Amsterdam to close many brothels, marijuana cafes - World - smh.com.au
December 7, 2008
Amsterdam has unveiled plans to shutter up to half of its famed brothels and marijuana cafes as part of a major clean-up of its ancient city centre.
The city says it wants to drive organised crime out of the neighbourhood, and is targeting businesses that "generate criminality," including prostitution, gambling parlours, "smart shops" that sell herbal treatments, head shops and "coffee shops" where marijuana is sold openly.
"By reduction and zoning of these kinds of functions, we will be able to manage better and tackle the criminal infrastructure," the city said in a statement.
It said it would also reduce a number of business it sees as related to the "decay" of the centre, including peep shows, sex shows, sex shops, mini supermarkets, massage parlours and souvenir shops.
The city said there were too many of these and it believes some are used for money-laundering by drug dealers and the human traffickers who supply many of the city's prostitutes.

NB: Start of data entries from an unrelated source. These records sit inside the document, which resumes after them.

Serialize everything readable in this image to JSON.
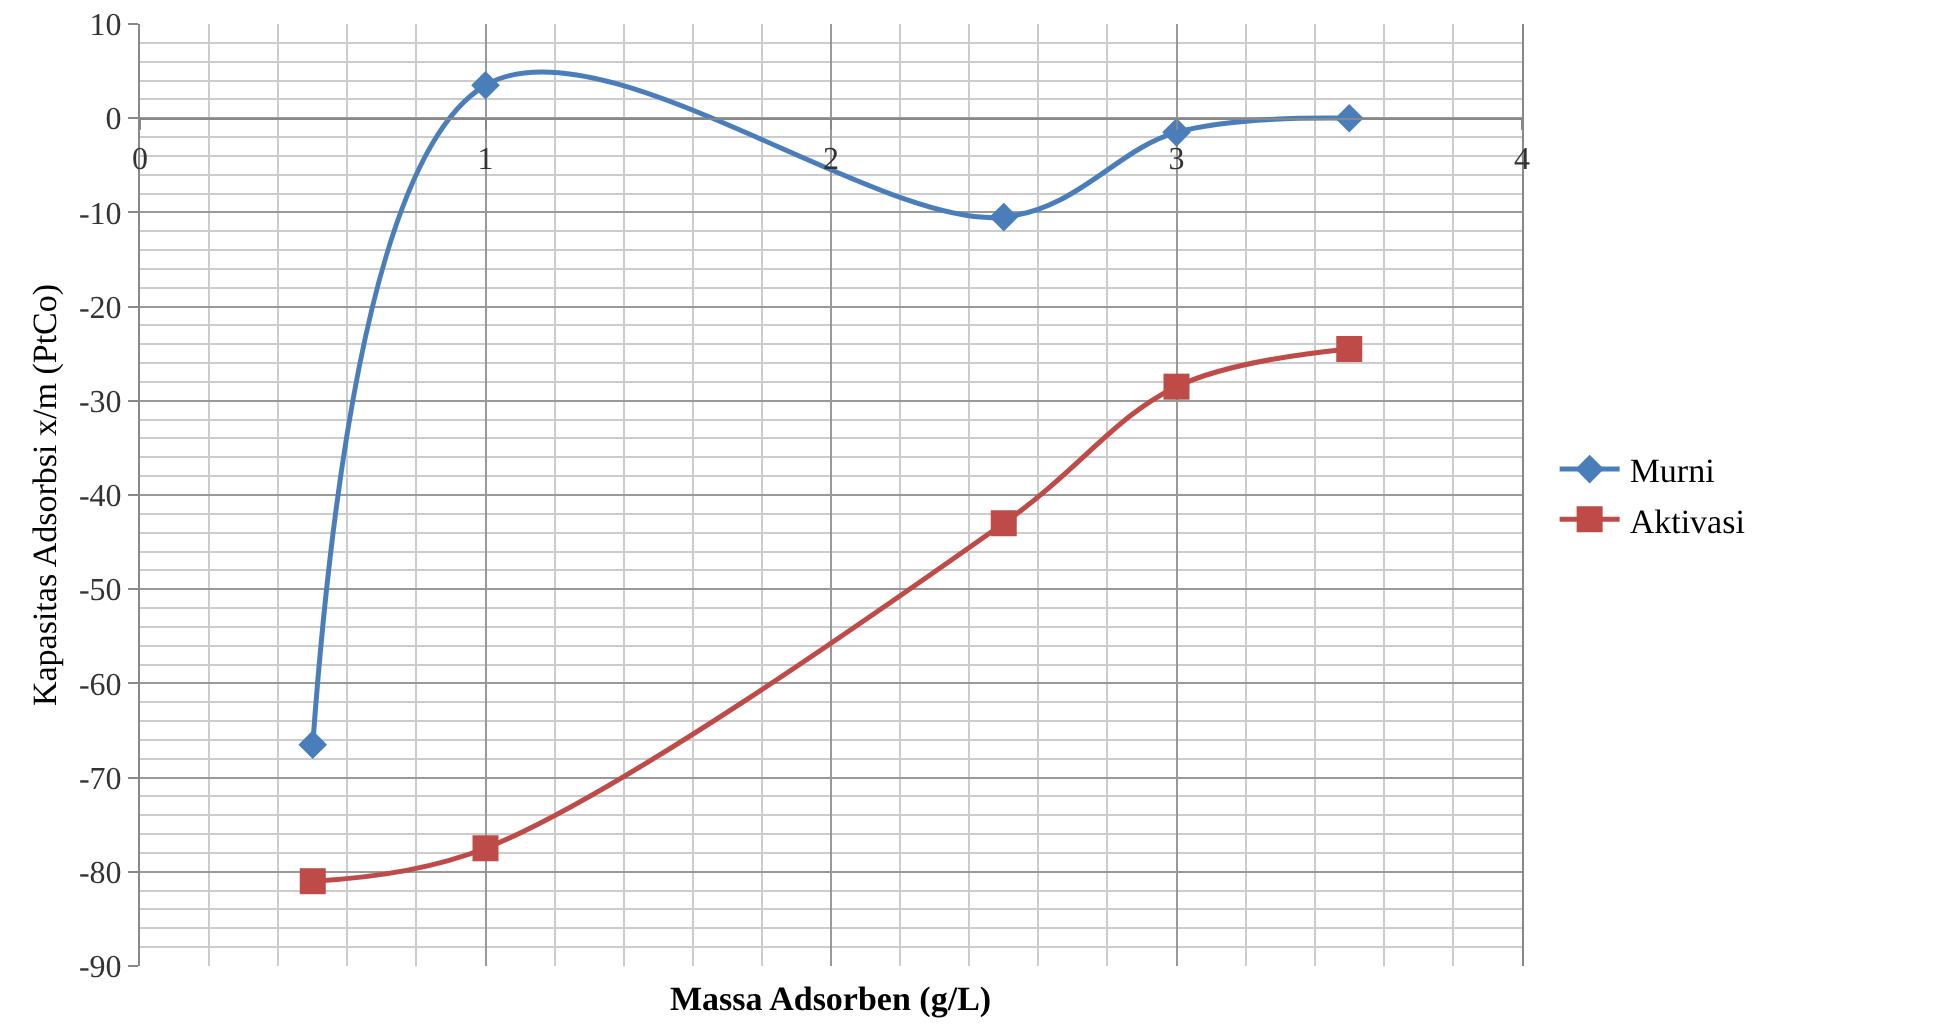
{
  "chart_data": {
    "type": "line",
    "xlabel": "Massa Adsorben (g/L)",
    "ylabel": "Kapasitas Adsorbsi x/m (PtCo)",
    "x": [
      0.5,
      1,
      2.5,
      3,
      3.5
    ],
    "series": [
      {
        "name": "Murni",
        "color": "#4a7ebb",
        "marker": "diamond",
        "values": [
          -66.5,
          3.5,
          -10.5,
          -1.5,
          0
        ]
      },
      {
        "name": "Aktivasi",
        "color": "#be4b48",
        "marker": "square",
        "values": [
          -81,
          -77.5,
          -43,
          -28.5,
          -24.5
        ]
      }
    ],
    "xlim": [
      0,
      4
    ],
    "xticks": [
      0,
      1,
      2,
      3,
      4
    ],
    "ylim": [
      -90,
      10
    ],
    "yticks": [
      -90,
      -80,
      -70,
      -60,
      -50,
      -40,
      -30,
      -20,
      -10,
      0,
      10
    ],
    "grid": true,
    "legend": "right"
  }
}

Under the plan announced on Saturday, Amsterdam will spend 30 million ($59.8 million) to 40 million euros ($79.7 million) to bring hotels, restaurants, cultural organisations and boutiques to the centre. It will also build new underground parking areas for cars and bikes and may use some of the vacated buildings to ease a housing shortage.
Amsterdam already had plans to close many brothels and said last month it might close some coffee shops throughout the city, but the plans announced on Saturday go much further.

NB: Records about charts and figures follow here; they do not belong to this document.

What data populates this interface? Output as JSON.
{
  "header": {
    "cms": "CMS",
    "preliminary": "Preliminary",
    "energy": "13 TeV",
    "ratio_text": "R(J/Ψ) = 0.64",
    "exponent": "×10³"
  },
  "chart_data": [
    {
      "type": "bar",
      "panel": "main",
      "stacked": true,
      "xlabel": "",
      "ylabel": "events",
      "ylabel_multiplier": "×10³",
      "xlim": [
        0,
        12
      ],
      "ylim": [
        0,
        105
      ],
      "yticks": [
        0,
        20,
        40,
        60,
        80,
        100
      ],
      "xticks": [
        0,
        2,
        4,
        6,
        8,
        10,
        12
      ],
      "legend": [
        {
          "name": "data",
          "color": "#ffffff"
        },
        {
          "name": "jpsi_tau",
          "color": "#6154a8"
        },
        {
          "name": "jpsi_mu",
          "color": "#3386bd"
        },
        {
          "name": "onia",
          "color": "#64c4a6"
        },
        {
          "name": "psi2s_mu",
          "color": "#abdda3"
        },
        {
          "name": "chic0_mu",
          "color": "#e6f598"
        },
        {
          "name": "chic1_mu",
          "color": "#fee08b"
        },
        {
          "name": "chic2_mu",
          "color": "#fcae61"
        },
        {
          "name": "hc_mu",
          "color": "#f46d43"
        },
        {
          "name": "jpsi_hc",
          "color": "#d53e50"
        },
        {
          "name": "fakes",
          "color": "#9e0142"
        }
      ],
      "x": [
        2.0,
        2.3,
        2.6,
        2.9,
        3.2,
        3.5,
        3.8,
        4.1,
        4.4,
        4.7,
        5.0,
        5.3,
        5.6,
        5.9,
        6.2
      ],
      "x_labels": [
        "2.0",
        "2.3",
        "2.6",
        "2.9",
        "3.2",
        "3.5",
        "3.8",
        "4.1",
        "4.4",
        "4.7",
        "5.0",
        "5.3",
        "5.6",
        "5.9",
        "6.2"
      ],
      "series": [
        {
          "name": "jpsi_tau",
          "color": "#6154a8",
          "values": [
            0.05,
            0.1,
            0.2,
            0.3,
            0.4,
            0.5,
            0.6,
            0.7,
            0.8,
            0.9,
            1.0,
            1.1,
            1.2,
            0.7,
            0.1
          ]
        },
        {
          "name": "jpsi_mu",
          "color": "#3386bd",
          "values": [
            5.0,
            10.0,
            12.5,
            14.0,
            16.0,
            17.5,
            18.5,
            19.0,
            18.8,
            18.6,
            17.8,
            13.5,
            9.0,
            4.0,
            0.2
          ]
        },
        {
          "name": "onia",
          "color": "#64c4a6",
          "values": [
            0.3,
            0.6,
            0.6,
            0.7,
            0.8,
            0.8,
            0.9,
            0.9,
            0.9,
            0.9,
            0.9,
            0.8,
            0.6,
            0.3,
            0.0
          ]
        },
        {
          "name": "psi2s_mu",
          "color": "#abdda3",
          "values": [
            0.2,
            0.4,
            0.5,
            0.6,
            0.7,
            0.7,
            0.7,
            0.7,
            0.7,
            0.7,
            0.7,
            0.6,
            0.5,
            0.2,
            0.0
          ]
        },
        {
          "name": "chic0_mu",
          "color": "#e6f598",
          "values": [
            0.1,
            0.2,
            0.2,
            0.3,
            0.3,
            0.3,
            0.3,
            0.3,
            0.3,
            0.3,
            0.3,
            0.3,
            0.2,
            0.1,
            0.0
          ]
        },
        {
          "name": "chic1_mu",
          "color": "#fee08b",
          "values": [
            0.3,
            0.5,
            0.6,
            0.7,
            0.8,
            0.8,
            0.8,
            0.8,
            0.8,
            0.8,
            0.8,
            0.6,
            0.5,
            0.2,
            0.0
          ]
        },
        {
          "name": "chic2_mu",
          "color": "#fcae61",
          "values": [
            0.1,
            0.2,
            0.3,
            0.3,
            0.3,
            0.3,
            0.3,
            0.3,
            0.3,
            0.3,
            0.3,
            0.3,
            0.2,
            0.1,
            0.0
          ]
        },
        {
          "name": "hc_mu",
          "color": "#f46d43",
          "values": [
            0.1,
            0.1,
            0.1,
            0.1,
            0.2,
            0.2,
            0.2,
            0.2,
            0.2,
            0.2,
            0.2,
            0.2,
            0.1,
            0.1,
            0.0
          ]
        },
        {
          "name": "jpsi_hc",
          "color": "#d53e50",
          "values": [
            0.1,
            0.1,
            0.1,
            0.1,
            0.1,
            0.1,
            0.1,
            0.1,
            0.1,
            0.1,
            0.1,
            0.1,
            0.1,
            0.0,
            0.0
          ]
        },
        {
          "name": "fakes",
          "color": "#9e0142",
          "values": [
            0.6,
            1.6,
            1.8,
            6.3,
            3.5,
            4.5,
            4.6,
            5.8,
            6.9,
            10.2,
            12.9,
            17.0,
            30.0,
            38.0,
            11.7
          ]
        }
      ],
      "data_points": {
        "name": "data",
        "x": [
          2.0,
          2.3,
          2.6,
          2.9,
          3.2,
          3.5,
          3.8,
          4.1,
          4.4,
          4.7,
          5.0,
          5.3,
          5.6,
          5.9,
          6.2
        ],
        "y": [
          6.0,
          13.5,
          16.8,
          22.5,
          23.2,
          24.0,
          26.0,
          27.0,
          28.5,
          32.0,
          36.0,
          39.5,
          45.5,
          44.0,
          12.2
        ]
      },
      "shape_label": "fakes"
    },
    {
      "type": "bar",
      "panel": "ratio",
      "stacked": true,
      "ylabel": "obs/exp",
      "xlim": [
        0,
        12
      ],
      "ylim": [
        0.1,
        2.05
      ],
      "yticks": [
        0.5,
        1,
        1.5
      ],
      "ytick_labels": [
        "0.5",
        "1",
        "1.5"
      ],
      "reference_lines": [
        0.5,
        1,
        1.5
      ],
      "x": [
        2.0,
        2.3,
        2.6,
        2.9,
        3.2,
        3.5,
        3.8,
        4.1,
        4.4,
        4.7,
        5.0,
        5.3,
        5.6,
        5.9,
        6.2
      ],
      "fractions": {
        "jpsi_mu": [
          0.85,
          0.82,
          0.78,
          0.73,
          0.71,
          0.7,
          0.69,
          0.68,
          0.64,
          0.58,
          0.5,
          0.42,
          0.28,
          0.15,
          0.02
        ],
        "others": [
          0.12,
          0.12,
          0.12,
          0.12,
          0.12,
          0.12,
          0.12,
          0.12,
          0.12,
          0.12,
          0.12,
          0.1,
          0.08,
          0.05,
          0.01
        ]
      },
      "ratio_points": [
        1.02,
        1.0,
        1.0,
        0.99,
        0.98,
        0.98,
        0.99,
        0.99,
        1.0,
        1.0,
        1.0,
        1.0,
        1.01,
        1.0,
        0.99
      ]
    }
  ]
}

The city said it would offer retraining to prostitutes and coffee shop employees who will lose their jobs as a result of the plan.
Prostitution, which has spread into several areas of the centre, will be allowed only in two areas - notably De Wallen ("The Walls"), a web of streets and alleys around the city's medieval retaining dam walls. The area has been a centre of prostitution since before the city's golden shipping age in the 1600s.
Prostitution was legalised in the Netherlands in 2000, formalising a long-standing tolerance policy.
Marijuana is technically illegal in the Netherlands, but prosecutors won't press charges for possession of small amounts and the coffee shops are able to sell it openly.